I’m sitting in the children’s section at Borders. I’m annoyed that the T-mobile account connection I just paid $9.99 for has just dropped.

A blond boy with huge blue eyes speaks to his father about a book called “But Not the Hippopotamus” in a language I’m guessing is Greek.

When I look at the little girl in the red button up jacket in front of me sitting on a milky way carpet, her perfection, her wholeness is so obvious, so palpable.

Yet the wholeness of my older sister has been a lot less obvious to see today. For much of the day she’s been in a series of moods. I didn’t find any of them enjoyable. By the early afternoon I felt like I’d been hit by a truck.

I know I cannot be the holder for everyone needs. But she’s my sister, the one who has known me the longest. The one who held me when I was a baby. There are pictures to prove it sitting on my dresser.

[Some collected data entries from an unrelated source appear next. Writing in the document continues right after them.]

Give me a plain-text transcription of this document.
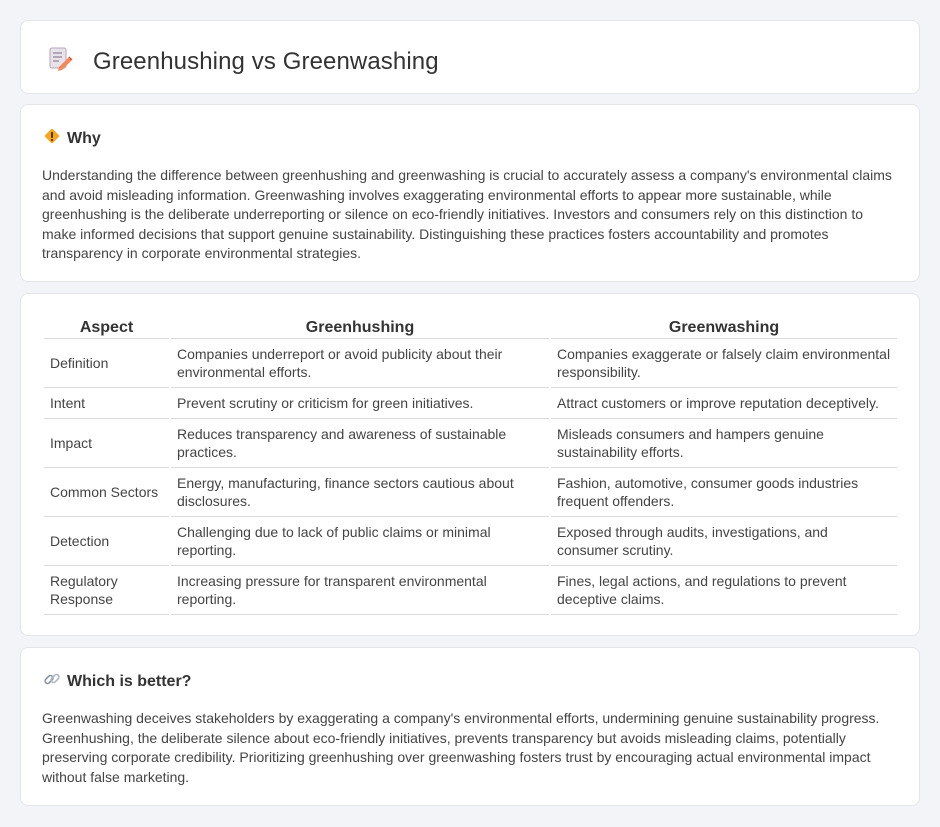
Greenhushing vs Greenwashing
Why

Understanding the difference between greenhushing and greenwashing is crucial to accurately assess a company's environmental claims and avoid misleading information. Greenwashing involves exaggerating environmental efforts to appear more sustainable, while greenhushing is the deliberate underreporting or silence on eco-friendly initiatives. Investors and consumers rely on this distinction to make informed decisions that support genuine sustainability. Distinguishing these practices fosters accountability and promotes transparency in corporate environmental strategies.

Aspect	Greenhushing	Greenwashing
Definition	Companies underreport or avoid publicity about their environmental efforts.	Companies exaggerate or falsely claim environmental responsibility.
Intent	Prevent scrutiny or criticism for green initiatives.	Attract customers or improve reputation deceptively.
Impact	Reduces transparency and awareness of sustainable practices.	Misleads consumers and hampers genuine sustainability efforts.
Common Sectors	Energy, manufacturing, finance sectors cautious about disclosures.	Fashion, automotive, consumer goods industries frequent offenders.
Detection	Challenging due to lack of public claims or minimal reporting.	Exposed through audits, investigations, and consumer scrutiny.
Regulatory Response	Increasing pressure for transparent environmental reporting.	Fines, legal actions, and regulations to prevent deceptive claims.
Which is better?

Greenwashing deceives stakeholders by exaggerating a company's environmental efforts, undermining genuine sustainability progress. Greenhushing, the deliberate silence about eco-friendly initiatives, prevents transparency but avoids misleading claims, potentially preserving corporate credibility. Prioritizing greenhushing over greenwashing fosters trust by encouraging actual environmental impact without false marketing.
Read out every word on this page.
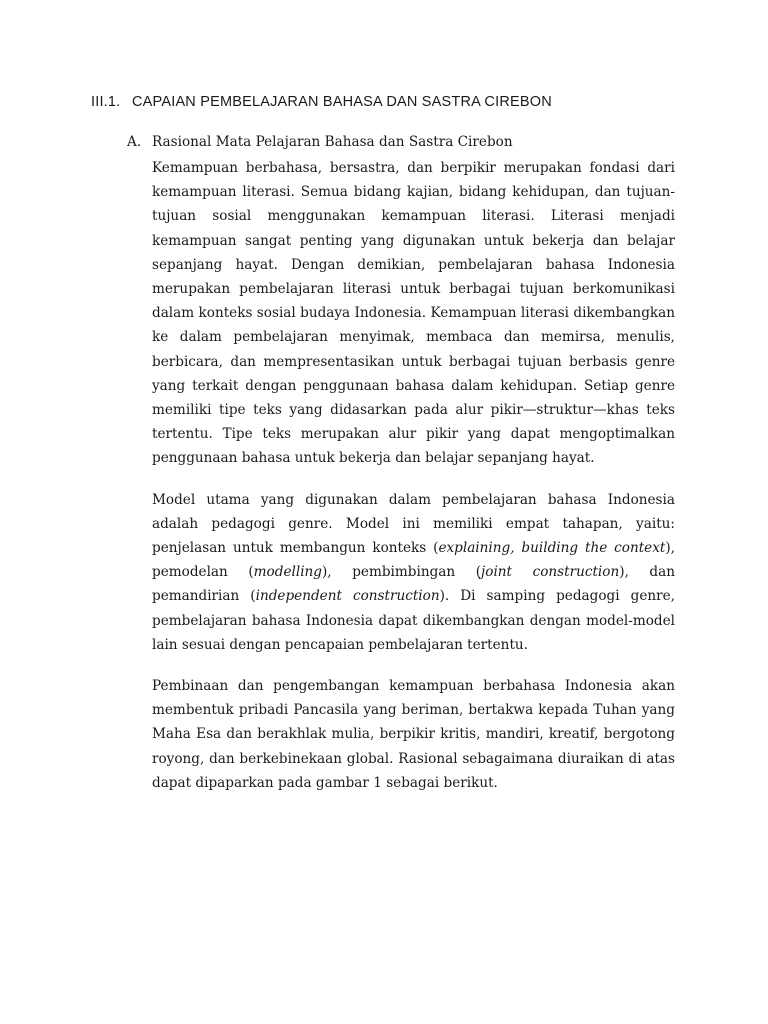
III.1. CAPAIAN PEMBELAJARAN BAHASA DAN SASTRA CIREBON
A. Rasional Mata Pelajaran Bahasa dan Sastra Cirebon

Kemampuan berbahasa, bersastra, dan berpikir merupakan fondasi dari kemampuan literasi. Semua bidang kajian, bidang kehidupan, dan tujuan-tujuan sosial menggunakan kemampuan literasi. Literasi menjadi kemampuan sangat penting yang digunakan untuk bekerja dan belajar sepanjang hayat. Dengan demikian, pembelajaran bahasa Indonesia merupakan pembelajaran literasi untuk berbagai tujuan berkomunikasi dalam konteks sosial budaya Indonesia. Kemampuan literasi dikembangkan ke dalam pembelajaran menyimak, membaca dan memirsa, menulis, berbicara, dan mempresentasikan untuk berbagai tujuan berbasis genre yang terkait dengan penggunaan bahasa dalam kehidupan. Setiap genre memiliki tipe teks yang didasarkan pada alur pikir—struktur—khas teks tertentu. Tipe teks merupakan alur pikir yang dapat mengoptimalkan penggunaan bahasa untuk bekerja dan belajar sepanjang hayat.

Model utama yang digunakan dalam pembelajaran bahasa Indonesia adalah pedagogi genre. Model ini memiliki empat tahapan, yaitu: penjelasan untuk membangun konteks (explaining, building the context), pemodelan (modelling), pembimbingan (joint construction), dan pemandirian (independent construction). Di samping pedagogi genre, pembelajaran bahasa Indonesia dapat dikembangkan dengan model-model lain sesuai dengan pencapaian pembelajaran tertentu.

Pembinaan dan pengembangan kemampuan berbahasa Indonesia akan membentuk pribadi Pancasila yang beriman, bertakwa kepada Tuhan yang Maha Esa dan berakhlak mulia, berpikir kritis, mandiri, kreatif, bergotong royong, dan berkebinekaan global. Rasional sebagaimana diuraikan di atas dapat dipaparkan pada gambar 1 sebagai berikut.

I so much want to believe and know that we are all okay, all perfect as we are, that our best is indeed enough. But this evening it feels like we are all so broken. That there is not one among us who is not lost in the flood of illusions we call our reality.

I want to tell the children. Don’t grow up. It just gets worse.

The little girl with the red jacket comes to stare at my computer and at me typing. Her mom squeezes her hand tight and she bobs and weaves like a slinky trying walk on her own, trying to create her own world.

So on this evening, I’m touching the feeling of hopelessness within. I’m longing for harmony and inspiration and reassurance that all is not broken, that children are not the only sane humans left, and it’s possible to be at peace in the midst of so many good reasons for despair.

Then I remember, there is that within me which is untouched by hurt. I remember even my feeling of hopelessness is a choice. I could choose to focus on all the reasons for despair or all the reasons for hope. One is not better than the other, but today has proven each road leads me to different emotional landscapes.

So in this moment, I’m choosing the little girl in the red jacket as at least one reason for hope. The father reading to his son sitting in his lap as he sips coffee. Every moment something new is happening. I pray I will keep noticing it all. I pray I will keep noticing it all.

Meditation: Take a series of deep belly breaths. Check in with your mood right now. Notice how you feel in your body. What is foremost in your attention right now? Then, make a decision about where you’d like to focus on your attention next, and see if you can gradually reach towards thoughts that create an inner sense of relief. Perhaps hold an image of child in your mind and focus on connecting with that sense of innocence that lives within all of us. Mostly, just be still.